I'm reading a physics paper and am trying to figure out how a certain expression is derived (If interested, see Appendix of the paper, Eq. (A7), (A8)). The authors skip a lot of derivation steps and at a certain point an expression like the following is encountered. Suppose we have the following:
$$\iint_{S} \left[\nabla^{t}A \times \boldsymbol{B}^{t}\right]^{z} dxdy,$$
where $A$ is a scalar field, $\boldsymbol{B}$ is a vector field, $S$ lies completely in the xy-plane.
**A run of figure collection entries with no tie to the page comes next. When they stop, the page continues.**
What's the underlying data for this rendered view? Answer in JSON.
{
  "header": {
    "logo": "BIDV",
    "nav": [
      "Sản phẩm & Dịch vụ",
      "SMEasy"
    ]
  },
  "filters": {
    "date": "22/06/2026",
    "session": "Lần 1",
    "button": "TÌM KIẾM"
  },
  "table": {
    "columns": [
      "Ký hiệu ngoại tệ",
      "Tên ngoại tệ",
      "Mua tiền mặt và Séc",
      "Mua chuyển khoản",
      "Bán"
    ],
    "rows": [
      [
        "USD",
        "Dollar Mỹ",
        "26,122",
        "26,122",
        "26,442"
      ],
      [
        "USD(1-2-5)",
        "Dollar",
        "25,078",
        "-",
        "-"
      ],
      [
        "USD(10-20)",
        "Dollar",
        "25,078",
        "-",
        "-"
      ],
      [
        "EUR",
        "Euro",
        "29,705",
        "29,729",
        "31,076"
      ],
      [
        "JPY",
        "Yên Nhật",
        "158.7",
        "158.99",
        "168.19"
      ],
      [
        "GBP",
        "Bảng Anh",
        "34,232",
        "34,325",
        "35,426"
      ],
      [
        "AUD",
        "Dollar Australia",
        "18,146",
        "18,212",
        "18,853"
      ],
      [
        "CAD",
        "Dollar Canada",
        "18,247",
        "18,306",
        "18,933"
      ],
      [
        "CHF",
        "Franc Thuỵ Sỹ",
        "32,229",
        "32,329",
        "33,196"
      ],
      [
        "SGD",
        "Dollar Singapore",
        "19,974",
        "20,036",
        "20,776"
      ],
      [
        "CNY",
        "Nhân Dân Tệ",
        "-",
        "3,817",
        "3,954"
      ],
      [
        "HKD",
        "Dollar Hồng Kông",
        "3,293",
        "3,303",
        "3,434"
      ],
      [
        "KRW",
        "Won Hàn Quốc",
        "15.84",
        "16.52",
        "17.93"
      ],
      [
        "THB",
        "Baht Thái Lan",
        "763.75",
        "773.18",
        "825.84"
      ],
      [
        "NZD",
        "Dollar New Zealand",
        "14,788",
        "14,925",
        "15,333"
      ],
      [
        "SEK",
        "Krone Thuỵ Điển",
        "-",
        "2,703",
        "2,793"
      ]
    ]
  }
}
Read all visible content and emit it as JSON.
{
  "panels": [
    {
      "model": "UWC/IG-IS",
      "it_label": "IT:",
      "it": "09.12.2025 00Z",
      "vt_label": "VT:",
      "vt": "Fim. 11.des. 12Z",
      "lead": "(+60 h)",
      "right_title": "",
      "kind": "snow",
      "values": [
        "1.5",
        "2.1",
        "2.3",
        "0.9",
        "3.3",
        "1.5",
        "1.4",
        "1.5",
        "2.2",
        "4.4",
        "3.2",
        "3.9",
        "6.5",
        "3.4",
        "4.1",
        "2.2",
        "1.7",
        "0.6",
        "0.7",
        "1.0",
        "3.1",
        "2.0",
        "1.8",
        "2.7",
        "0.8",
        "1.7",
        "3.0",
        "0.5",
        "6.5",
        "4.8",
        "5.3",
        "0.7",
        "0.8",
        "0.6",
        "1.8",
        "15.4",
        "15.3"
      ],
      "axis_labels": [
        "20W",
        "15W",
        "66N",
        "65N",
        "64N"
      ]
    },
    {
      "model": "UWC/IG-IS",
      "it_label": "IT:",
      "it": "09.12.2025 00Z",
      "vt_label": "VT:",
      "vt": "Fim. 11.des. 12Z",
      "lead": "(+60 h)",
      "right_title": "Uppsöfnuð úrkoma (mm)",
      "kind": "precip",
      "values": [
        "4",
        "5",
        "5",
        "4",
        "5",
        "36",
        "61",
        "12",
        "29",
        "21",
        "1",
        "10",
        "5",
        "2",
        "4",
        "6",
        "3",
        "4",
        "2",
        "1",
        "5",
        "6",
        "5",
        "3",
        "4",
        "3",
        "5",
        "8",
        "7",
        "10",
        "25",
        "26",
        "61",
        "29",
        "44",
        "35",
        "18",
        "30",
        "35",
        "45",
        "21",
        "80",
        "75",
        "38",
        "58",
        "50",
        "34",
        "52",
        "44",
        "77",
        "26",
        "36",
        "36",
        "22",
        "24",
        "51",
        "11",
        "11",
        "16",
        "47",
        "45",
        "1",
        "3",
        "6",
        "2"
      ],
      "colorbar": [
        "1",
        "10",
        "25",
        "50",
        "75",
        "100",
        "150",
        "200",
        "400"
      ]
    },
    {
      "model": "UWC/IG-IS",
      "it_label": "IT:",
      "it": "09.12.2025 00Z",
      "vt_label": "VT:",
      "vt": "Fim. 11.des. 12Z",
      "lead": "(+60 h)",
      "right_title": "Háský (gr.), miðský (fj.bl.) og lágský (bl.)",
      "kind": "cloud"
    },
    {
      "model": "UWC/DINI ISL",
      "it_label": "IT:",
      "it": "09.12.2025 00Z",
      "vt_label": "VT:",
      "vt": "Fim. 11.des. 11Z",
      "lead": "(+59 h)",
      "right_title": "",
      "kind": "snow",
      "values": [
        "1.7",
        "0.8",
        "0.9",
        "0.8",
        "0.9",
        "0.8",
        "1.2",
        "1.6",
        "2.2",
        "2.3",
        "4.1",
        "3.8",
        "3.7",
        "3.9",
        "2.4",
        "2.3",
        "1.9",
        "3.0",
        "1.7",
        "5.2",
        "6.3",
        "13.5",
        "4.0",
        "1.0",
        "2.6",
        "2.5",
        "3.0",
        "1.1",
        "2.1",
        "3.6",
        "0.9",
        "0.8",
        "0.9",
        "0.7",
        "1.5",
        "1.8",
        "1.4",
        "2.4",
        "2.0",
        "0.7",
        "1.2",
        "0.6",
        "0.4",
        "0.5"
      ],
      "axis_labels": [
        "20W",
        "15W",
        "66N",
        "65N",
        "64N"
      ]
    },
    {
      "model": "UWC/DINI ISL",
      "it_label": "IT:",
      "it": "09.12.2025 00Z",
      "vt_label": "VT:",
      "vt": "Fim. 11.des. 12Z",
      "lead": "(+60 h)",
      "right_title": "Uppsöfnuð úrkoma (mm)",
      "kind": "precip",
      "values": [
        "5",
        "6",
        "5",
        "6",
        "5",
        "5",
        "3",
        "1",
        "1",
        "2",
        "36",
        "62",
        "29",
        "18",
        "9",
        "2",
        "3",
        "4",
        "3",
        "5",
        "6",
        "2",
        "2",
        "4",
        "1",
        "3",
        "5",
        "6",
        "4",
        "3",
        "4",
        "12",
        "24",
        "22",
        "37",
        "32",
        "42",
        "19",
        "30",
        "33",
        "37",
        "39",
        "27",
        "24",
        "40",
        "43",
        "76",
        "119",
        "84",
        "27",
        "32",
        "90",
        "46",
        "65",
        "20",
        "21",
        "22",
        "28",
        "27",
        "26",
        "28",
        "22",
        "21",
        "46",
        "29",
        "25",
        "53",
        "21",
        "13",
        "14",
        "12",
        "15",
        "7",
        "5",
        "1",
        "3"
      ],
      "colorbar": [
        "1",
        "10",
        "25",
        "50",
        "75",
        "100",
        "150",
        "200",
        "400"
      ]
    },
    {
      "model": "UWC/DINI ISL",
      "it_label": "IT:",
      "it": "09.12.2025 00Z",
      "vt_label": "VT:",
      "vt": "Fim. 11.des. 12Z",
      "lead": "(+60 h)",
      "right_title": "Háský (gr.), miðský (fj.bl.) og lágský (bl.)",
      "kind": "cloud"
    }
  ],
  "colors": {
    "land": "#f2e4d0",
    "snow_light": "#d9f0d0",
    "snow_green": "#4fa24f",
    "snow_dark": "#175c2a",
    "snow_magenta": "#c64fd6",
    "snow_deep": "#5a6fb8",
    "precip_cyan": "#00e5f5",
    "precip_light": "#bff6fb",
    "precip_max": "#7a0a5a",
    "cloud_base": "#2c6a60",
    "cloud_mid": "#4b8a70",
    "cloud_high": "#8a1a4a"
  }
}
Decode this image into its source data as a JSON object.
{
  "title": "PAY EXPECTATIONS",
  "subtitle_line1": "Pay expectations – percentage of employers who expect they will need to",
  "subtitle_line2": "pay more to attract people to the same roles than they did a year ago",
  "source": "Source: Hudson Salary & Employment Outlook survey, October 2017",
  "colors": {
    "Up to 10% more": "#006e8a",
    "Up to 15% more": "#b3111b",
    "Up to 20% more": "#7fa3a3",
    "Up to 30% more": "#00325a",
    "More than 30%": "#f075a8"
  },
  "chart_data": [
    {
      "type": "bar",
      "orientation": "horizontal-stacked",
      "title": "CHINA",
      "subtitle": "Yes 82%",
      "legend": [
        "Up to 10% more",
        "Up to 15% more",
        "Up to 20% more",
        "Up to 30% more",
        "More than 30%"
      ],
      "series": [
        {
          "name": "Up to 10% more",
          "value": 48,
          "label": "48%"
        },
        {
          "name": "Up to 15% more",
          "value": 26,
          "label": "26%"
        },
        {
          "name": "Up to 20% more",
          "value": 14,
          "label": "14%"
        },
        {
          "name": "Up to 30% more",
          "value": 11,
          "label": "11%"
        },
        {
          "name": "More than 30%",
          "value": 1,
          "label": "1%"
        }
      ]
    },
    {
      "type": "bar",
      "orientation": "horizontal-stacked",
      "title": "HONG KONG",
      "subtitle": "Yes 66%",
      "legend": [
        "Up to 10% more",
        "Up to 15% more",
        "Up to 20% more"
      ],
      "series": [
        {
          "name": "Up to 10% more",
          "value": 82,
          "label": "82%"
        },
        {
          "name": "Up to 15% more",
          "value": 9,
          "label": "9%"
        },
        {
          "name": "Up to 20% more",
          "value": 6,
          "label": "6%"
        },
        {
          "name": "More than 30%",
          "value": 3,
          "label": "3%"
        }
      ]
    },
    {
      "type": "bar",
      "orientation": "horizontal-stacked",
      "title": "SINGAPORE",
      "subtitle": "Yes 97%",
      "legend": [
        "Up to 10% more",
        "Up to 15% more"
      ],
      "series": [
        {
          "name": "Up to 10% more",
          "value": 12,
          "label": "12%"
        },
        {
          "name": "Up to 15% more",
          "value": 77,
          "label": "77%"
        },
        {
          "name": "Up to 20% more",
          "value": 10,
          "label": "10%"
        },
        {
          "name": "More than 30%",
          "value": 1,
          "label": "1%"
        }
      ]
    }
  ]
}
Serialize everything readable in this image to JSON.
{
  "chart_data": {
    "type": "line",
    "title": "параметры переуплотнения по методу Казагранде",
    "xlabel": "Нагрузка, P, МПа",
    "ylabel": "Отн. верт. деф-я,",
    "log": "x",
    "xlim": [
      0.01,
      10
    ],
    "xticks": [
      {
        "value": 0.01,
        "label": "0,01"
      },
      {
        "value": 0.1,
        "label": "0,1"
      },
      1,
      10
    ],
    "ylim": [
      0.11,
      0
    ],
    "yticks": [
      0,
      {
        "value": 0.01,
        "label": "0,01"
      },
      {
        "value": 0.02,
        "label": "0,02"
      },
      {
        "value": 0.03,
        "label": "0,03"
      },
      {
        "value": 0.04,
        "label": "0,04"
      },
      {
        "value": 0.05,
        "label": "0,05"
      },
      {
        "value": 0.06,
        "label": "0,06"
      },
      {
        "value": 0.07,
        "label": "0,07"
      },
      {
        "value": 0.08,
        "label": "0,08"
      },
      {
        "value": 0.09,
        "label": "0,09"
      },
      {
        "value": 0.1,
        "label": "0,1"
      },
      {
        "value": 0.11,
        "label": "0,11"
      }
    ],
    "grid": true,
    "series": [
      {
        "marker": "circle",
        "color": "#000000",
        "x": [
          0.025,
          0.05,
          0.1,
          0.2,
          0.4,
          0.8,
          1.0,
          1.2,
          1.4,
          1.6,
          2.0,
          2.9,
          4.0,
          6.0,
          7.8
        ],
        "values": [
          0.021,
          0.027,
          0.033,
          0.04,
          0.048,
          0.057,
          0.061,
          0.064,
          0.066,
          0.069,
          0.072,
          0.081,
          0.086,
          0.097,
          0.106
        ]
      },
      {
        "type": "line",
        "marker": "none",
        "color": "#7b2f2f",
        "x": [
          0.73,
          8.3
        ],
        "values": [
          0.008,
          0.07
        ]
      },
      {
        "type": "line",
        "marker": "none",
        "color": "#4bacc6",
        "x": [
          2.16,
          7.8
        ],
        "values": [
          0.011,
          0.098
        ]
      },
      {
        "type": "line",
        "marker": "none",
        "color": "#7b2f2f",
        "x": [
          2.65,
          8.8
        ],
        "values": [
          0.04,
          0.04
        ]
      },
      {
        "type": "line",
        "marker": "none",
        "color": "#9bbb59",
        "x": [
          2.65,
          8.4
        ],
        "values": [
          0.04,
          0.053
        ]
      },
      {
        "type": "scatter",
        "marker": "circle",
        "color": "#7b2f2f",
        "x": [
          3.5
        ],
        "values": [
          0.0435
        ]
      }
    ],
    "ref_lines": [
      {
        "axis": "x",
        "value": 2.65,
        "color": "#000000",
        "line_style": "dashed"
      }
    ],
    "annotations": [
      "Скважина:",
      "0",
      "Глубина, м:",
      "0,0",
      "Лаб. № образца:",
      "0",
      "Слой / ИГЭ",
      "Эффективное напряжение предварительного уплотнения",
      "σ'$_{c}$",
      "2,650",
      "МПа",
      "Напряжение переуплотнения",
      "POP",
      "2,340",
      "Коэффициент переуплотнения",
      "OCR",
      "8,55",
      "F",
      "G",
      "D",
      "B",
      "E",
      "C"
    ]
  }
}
The superscripts $t$ and $z$ denote the transverse (x, y) and longitudinal (z) components, i.e.:
$$\nabla^{t}M = \left(\frac{\partial M}{\partial x}, \frac{\partial M}{\partial y},0\right)$$
is the transverse part of the gradient, and:
$$\boldsymbol{N}^{t} = \left(N_{x}, N_{y}, 0\right);$$ $$\boldsymbol{N}^{z} = N_{z}.$$
At this point they state that they use "an integration by parts" and they somehow manage to move the nabla so that it is cross-product multiplied with $\boldsymbol{B}$, i.e. the final expression should contain something like this:
$$A(\nabla \times \boldsymbol{B})$$
together with other terms and the correct superscripts, which I have omitted here because I don't know them.
Does anyone know some integration by parts formula that can help me get from the original expression to something looking like this?
Any help and advice is much appreciated. Also, let me know if you would need more details. I've tried to keep things as abstract as I can.